There was a marked histological difference in liver damage, as assessed by the area of necrosis, between rats subjected to 30 and 60 min of I/R (Fig. 2). This difference closely paralleled the survival results. The number of neutrophils infiltrated into the liver showed a chronological profile and intergroup, i.e., 30 vs. 60 min I/R, difference similar to those observed in the liver injury, except that the peak of neutrophil infiltration preceded the development of liver injury by 6 to 12 h in both groups of I/R (Fig. 3). These findings support the notion that neutrophils contribute to hepatic I/R injury (19).
Immunohistology revealed that ICAM-1 expression on SECs was enhanced
from the baseline value in both I/R groups (Figs. 5 and 6A).

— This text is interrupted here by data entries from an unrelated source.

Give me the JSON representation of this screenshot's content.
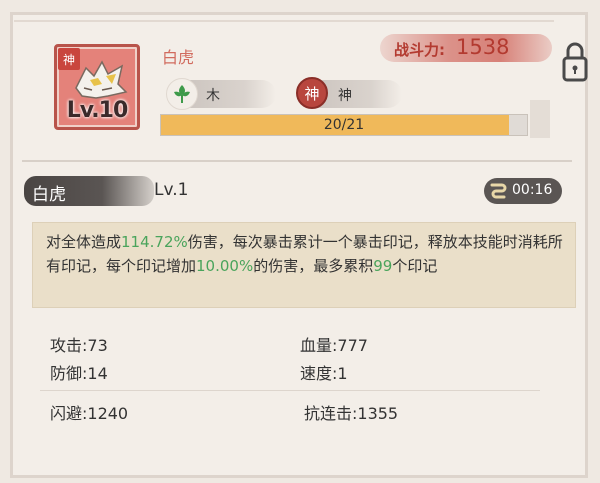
{
  "card": {
    "corner_label": "神",
    "level_text": "Lv.10"
  },
  "hero": {
    "name": "白虎"
  },
  "power": {
    "label": "战斗力:",
    "value": "1538"
  },
  "attributes": [
    {
      "icon": "wood-leaf-icon",
      "label": "木"
    },
    {
      "icon": "divine-emblem-icon",
      "glyph": "神",
      "label": "神"
    }
  ],
  "exp": {
    "text": "20/21",
    "fraction": 0.952
  },
  "skill": {
    "name": "白虎",
    "level": "Lv.1",
    "cooldown": "00:16",
    "desc": {
      "p1": "对全体造成",
      "v1": "114.72%",
      "p2": "伤害，每次暴击累计一个暴击印记，释放本技能时消耗所有印记，每个印记增加",
      "v2": "10.00%",
      "p3": "的伤害，最多累积",
      "v3": "99",
      "p4": "个印记"
    }
  },
  "stats": {
    "attack": "攻击:73",
    "hp": "血量:777",
    "defense": "防御:14",
    "speed": "速度:1",
    "dodge": "闪避:1240",
    "anti_combo": "抗连击:1355"
  },
  "colors": {
    "accent_red": "#b33a30",
    "exp_fill": "#f0b95a",
    "highlight_green": "#4aa45c"
  }
}
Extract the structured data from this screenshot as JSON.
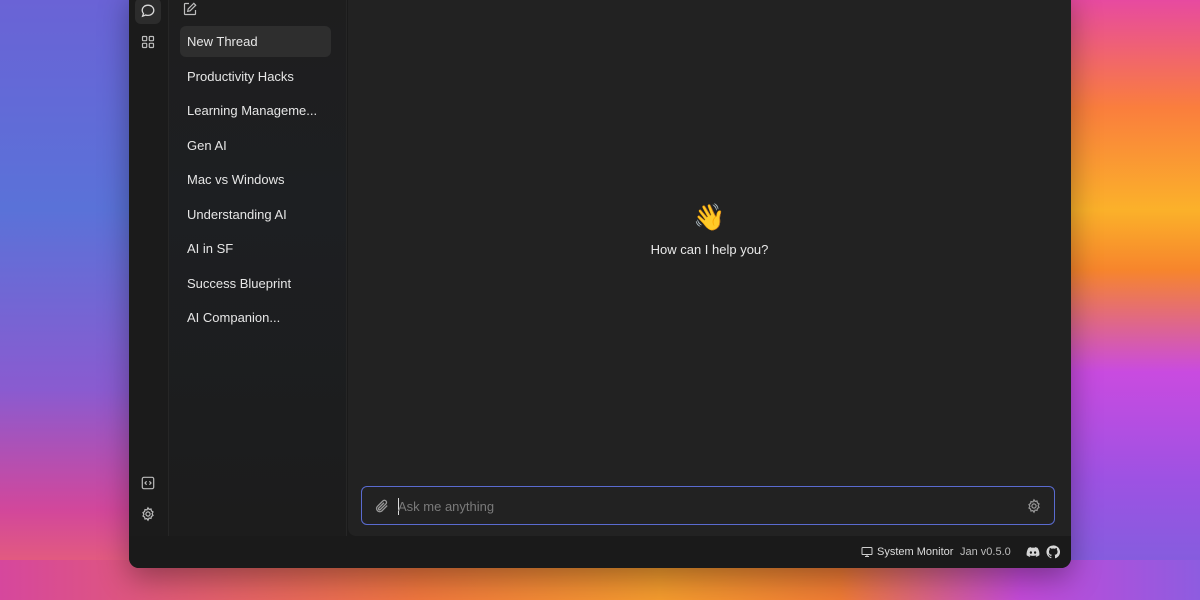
{
  "threads": {
    "items": [
      {
        "label": "New Thread",
        "active": true
      },
      {
        "label": "Productivity Hacks"
      },
      {
        "label": "Learning Manageme..."
      },
      {
        "label": "Gen AI"
      },
      {
        "label": "Mac vs Windows"
      },
      {
        "label": "Understanding AI"
      },
      {
        "label": "AI in SF"
      },
      {
        "label": "Success Blueprint"
      },
      {
        "label": "AI Companion..."
      }
    ]
  },
  "main": {
    "greeting_emoji": "👋",
    "greeting_text": "How can I help you?"
  },
  "composer": {
    "placeholder": "Ask me anything",
    "value": ""
  },
  "status_bar": {
    "system_monitor_label": "System Monitor",
    "version": "Jan v0.5.0"
  },
  "icons": {
    "rail_top": [
      "chat-icon",
      "grid-icon"
    ],
    "rail_bottom": [
      "code-icon",
      "gear-icon"
    ],
    "composer": [
      "paperclip-icon",
      "gear-icon"
    ],
    "status": [
      "monitor-icon",
      "discord-icon",
      "github-icon"
    ]
  },
  "colors": {
    "accent_border": "#5a6bd0",
    "window_bg": "#1a1a1a",
    "main_bg": "#222222",
    "active_item_bg": "#2e2e2e"
  }
}
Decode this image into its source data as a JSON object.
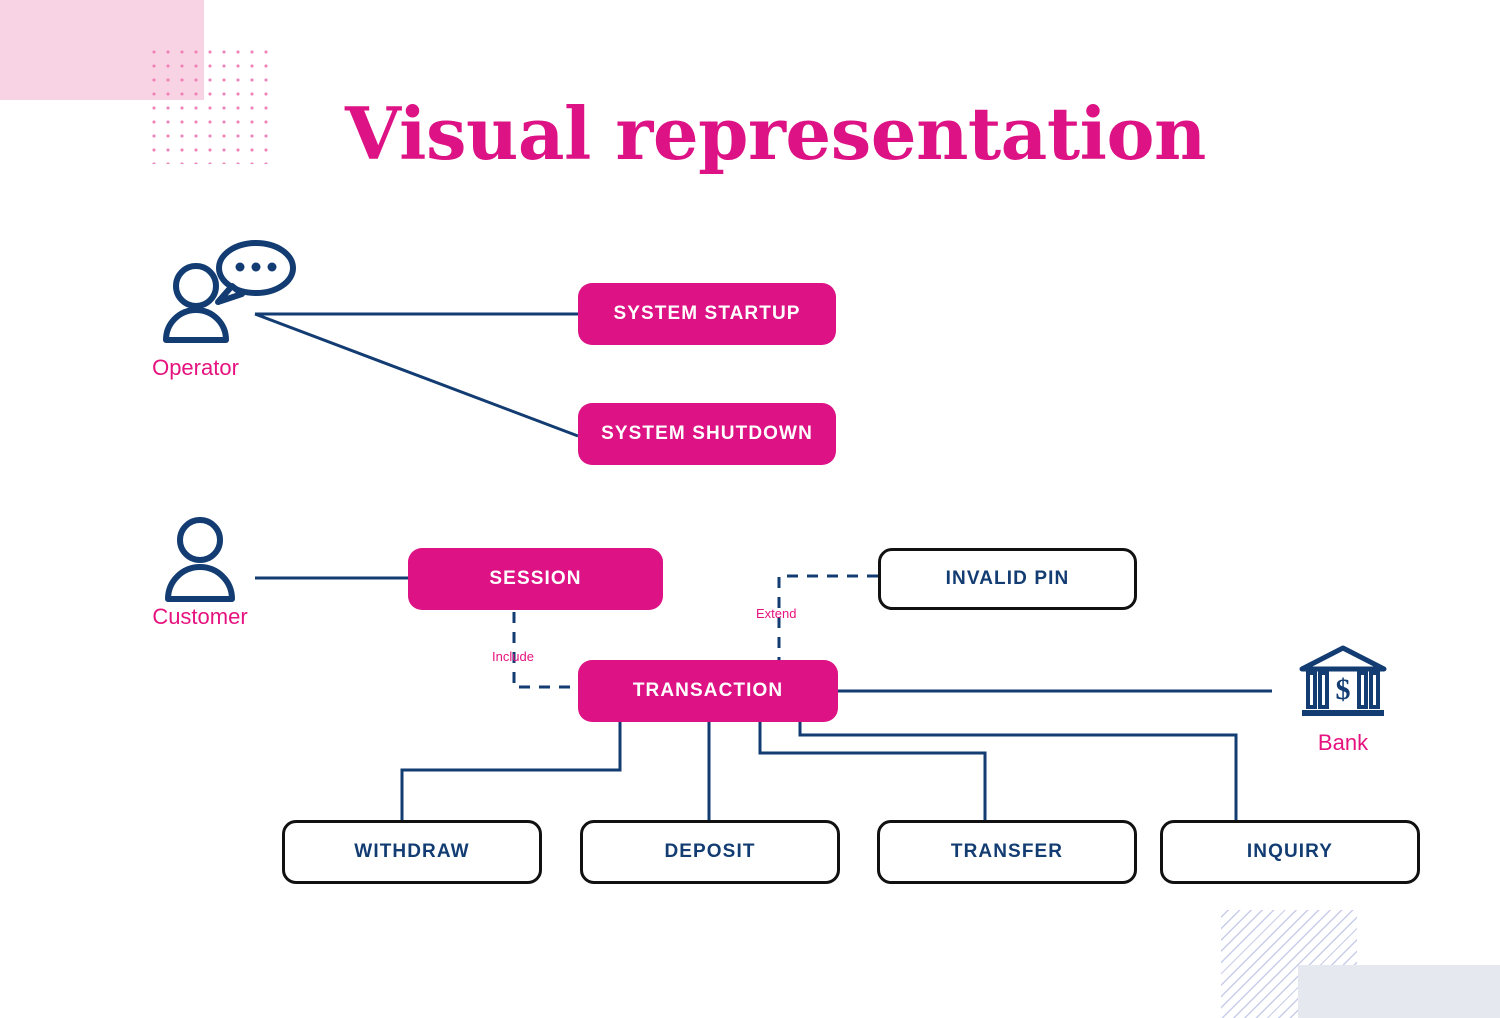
{
  "slide": {
    "title": "Visual representation",
    "background": "#FFFFFF"
  },
  "colors": {
    "accent_pink": "#DD1284",
    "label_pink": "#E6127F",
    "pale_pink": "#F8D3E4",
    "navy": "#123C72",
    "outline_black": "#111111",
    "stripe_blue": "#C9CDEA",
    "gray_blue": "#E5E9EF"
  },
  "actors": [
    {
      "id": "operator",
      "label": "Operator",
      "icon": "user-with-speech-bubble-icon"
    },
    {
      "id": "customer",
      "label": "Customer",
      "icon": "user-icon"
    },
    {
      "id": "bank",
      "label": "Bank",
      "icon": "bank-building-icon"
    }
  ],
  "use_cases": [
    {
      "id": "system-startup",
      "label": "SYSTEM STARTUP",
      "style": "filled"
    },
    {
      "id": "system-shutdown",
      "label": "SYSTEM SHUTDOWN",
      "style": "filled"
    },
    {
      "id": "session",
      "label": "SESSION",
      "style": "filled"
    },
    {
      "id": "invalid-pin",
      "label": "INVALID PIN",
      "style": "outlined"
    },
    {
      "id": "transaction",
      "label": "TRANSACTION",
      "style": "filled"
    },
    {
      "id": "withdraw",
      "label": "WITHDRAW",
      "style": "outlined"
    },
    {
      "id": "deposit",
      "label": "DEPOSIT",
      "style": "outlined"
    },
    {
      "id": "transfer",
      "label": "TRANSFER",
      "style": "outlined"
    },
    {
      "id": "inquiry",
      "label": "INQUIRY",
      "style": "outlined"
    }
  ],
  "relationships": [
    {
      "id": "include",
      "label": "Include",
      "from": "session",
      "to": "transaction",
      "line": "dashed"
    },
    {
      "id": "extend",
      "label": "Extend",
      "from": "invalid-pin",
      "to": "transaction",
      "line": "dashed"
    }
  ],
  "associations": [
    {
      "from": "operator",
      "to": "system-startup",
      "line": "solid"
    },
    {
      "from": "operator",
      "to": "system-shutdown",
      "line": "solid"
    },
    {
      "from": "customer",
      "to": "session",
      "line": "solid"
    },
    {
      "from": "bank",
      "to": "transaction",
      "line": "solid"
    },
    {
      "from": "transaction",
      "to": "withdraw",
      "line": "solid"
    },
    {
      "from": "transaction",
      "to": "deposit",
      "line": "solid"
    },
    {
      "from": "transaction",
      "to": "transfer",
      "line": "solid"
    },
    {
      "from": "transaction",
      "to": "inquiry",
      "line": "solid"
    }
  ]
}
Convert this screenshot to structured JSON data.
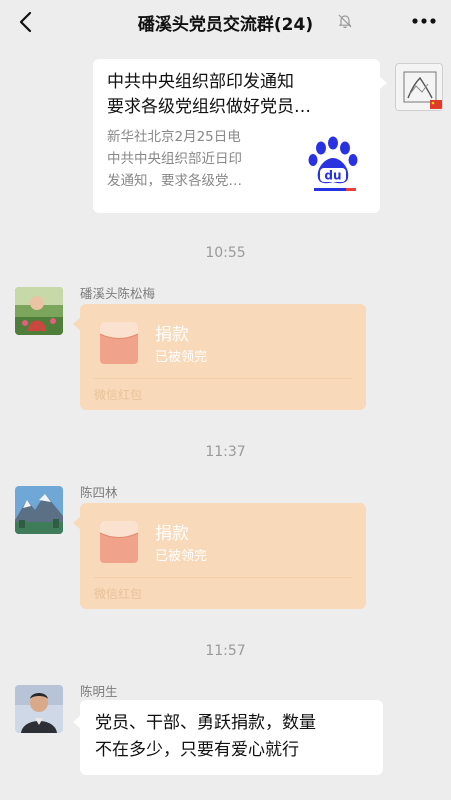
{
  "header": {
    "title": "磻溪头党员交流群(24)",
    "back_icon": "chevron-left-icon",
    "mute_icon": "bell-mute-icon",
    "more_icon": "more-dots-icon"
  },
  "messages": [
    {
      "type": "link_card",
      "side": "right",
      "title_lines": [
        "中共中央组织部印发通知",
        "要求各级党组织做好党员…"
      ],
      "desc_lines": [
        "新华社北京2月25日电",
        "中共中央组织部近日印",
        "发通知，要求各级党…"
      ],
      "thumb_icon": "baidu-logo-icon",
      "thumb_text": "du"
    },
    {
      "type": "time",
      "text": "10:55"
    },
    {
      "type": "red_packet",
      "sender": "磻溪头陈松梅",
      "title": "捐款",
      "status": "已被领完",
      "footer": "微信红包"
    },
    {
      "type": "time",
      "text": "11:37"
    },
    {
      "type": "red_packet",
      "sender": "陈四林",
      "title": "捐款",
      "status": "已被领完",
      "footer": "微信红包"
    },
    {
      "type": "time",
      "text": "11:57"
    },
    {
      "type": "text",
      "sender": "陈明生",
      "lines": [
        "党员、干部、勇跃捐款，数量",
        "不在多少，只要有爱心就行"
      ]
    }
  ],
  "colors": {
    "background": "#ededed",
    "red_packet": "#f8d9b9",
    "red_packet_icon": "#e96b4f",
    "baidu_blue": "#2932e1"
  }
}
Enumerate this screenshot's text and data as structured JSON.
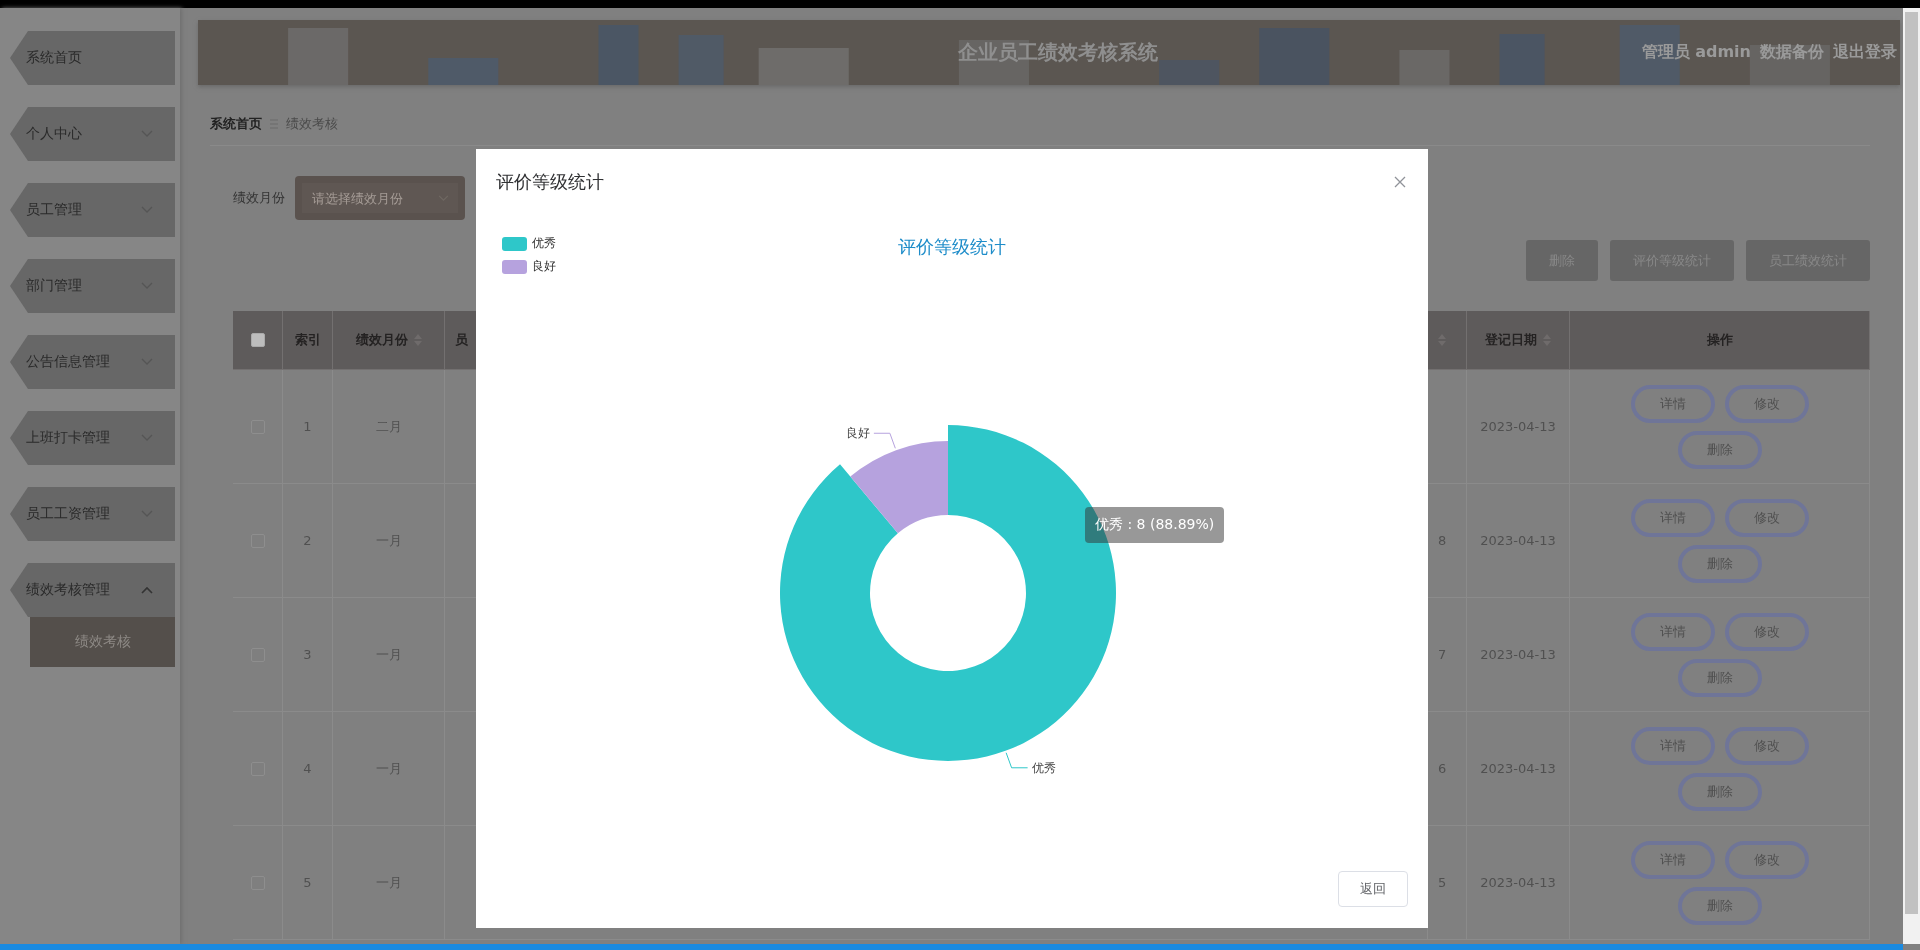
{
  "sidebar": {
    "items": [
      {
        "label": "系统首页"
      },
      {
        "label": "个人中心",
        "expanded": false
      },
      {
        "label": "员工管理",
        "expanded": false
      },
      {
        "label": "部门管理",
        "expanded": false
      },
      {
        "label": "公告信息管理",
        "expanded": false
      },
      {
        "label": "上班打卡管理",
        "expanded": false
      },
      {
        "label": "员工工资管理",
        "expanded": false
      },
      {
        "label": "绩效考核管理",
        "expanded": true,
        "children": [
          {
            "label": "绩效考核",
            "selected": true
          }
        ]
      }
    ]
  },
  "header": {
    "title": "企业员工绩效考核系统",
    "user": "管理员 admin",
    "links": [
      "数据备份",
      "退出登录"
    ]
  },
  "breadcrumb": [
    "系统首页",
    "绩效考核"
  ],
  "filter": {
    "label": "绩效月份",
    "placeholder": "请选择绩效月份"
  },
  "actions": [
    "删除",
    "评价等级统计",
    "员工绩效统计"
  ],
  "table": {
    "header_checked": false,
    "columns": [
      {
        "label": "索引",
        "sortable": false
      },
      {
        "label": "绩效月份",
        "sortable": true
      },
      {
        "label": "员",
        "sortable": false
      },
      {
        "sortable": true
      },
      {
        "label": "登记日期",
        "sortable": true
      },
      {
        "label": "操作",
        "sortable": false
      }
    ],
    "rows": [
      {
        "checked": false,
        "index": "1",
        "month": "二月",
        "column_5": "",
        "date": "2023-04-13",
        "actions": [
          "详情",
          "修改",
          "删除"
        ]
      },
      {
        "checked": false,
        "index": "2",
        "month": "一月",
        "column_5": "8",
        "date": "2023-04-13",
        "actions": [
          "详情",
          "修改",
          "删除"
        ]
      },
      {
        "checked": false,
        "index": "3",
        "month": "一月",
        "column_5": "7",
        "date": "2023-04-13",
        "actions": [
          "详情",
          "修改",
          "删除"
        ]
      },
      {
        "checked": false,
        "index": "4",
        "month": "一月",
        "column_5": "6",
        "date": "2023-04-13",
        "actions": [
          "详情",
          "修改",
          "删除"
        ]
      },
      {
        "checked": false,
        "index": "5",
        "month": "一月",
        "column_5": "5",
        "date": "2023-04-13",
        "actions": [
          "详情",
          "修改",
          "删除"
        ]
      }
    ]
  },
  "dialog": {
    "title": "评价等级统计",
    "legend": [
      {
        "label": "优秀",
        "color": "#2ec7c9"
      },
      {
        "label": "良好",
        "color": "#b6a2de"
      }
    ],
    "chart_data": {
      "type": "donut",
      "title": "评价等级统计",
      "categories": [
        "优秀",
        "良好"
      ],
      "values": [
        88.89,
        11.11
      ]
    },
    "tooltip": "优秀 : 8 (88.89%)",
    "button": "返回"
  }
}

Paradoxically, however, the magnitude of its upregulation was inversely
correlated with the degree of neutrophil infiltration and liver injury
when the two groups were compared. We believe that this apparent
discrepancy can be attributed to the SEC damage that occurs during
I/R. As reflected in the reduction in SEC numbers in our study
(Fig. 4), these cells are considered to be selectively injured in I/R
(8, 13, 29). This SEC damage is most likely independent of
the upregulation of adhesion molecules, because changes to SECs were
observed as early as 5 min after reperfusion, when the levels of
expression of the adhesion molecules had not yet risen (1,
15). We believe that a large number of SECs died or lost the
ability to express ICAM-1 after 60 min of I/R. In contrast, the marked
difference in ICAM-1 expression on hepatocytes between the two I/R
groups appeared to correlate well with the degree of neutrophil
infiltration and liver injury (Figs. 5 and 6B). In various
models of neutrophil-induced liver parenchymal cell injury, ICAM-1 has
been reported to play a pivotal role in the transmigration of
neutrophils through the endothelial layer and in adhering them firmly
to the hepatocytes. Taken together, these results suggest that, in a
model of liver I/R injury in which the endothelial lining is impaired
in its early phase, the interaction of ICAM-1 and 2
integrins (lymphocyte function-associated antigen-1 and Mac-1) is not
an essential step for neutrophils to pass through the endothelial
layer. Rather, the role of ICAM-1 in liver I/R injury is thought to lie
in the adherence of neutrophils to hepatocytes. In this context, the
attenuation of hepatic I/R injury by the administration of anti-ICAM-1
antibody reported previously (7, 12, 18) was most likely
caused by the blockage of binding of neutrophils to hepatocytes, thus
reducing the adherence-dependent cytotoxity of the neutrophils.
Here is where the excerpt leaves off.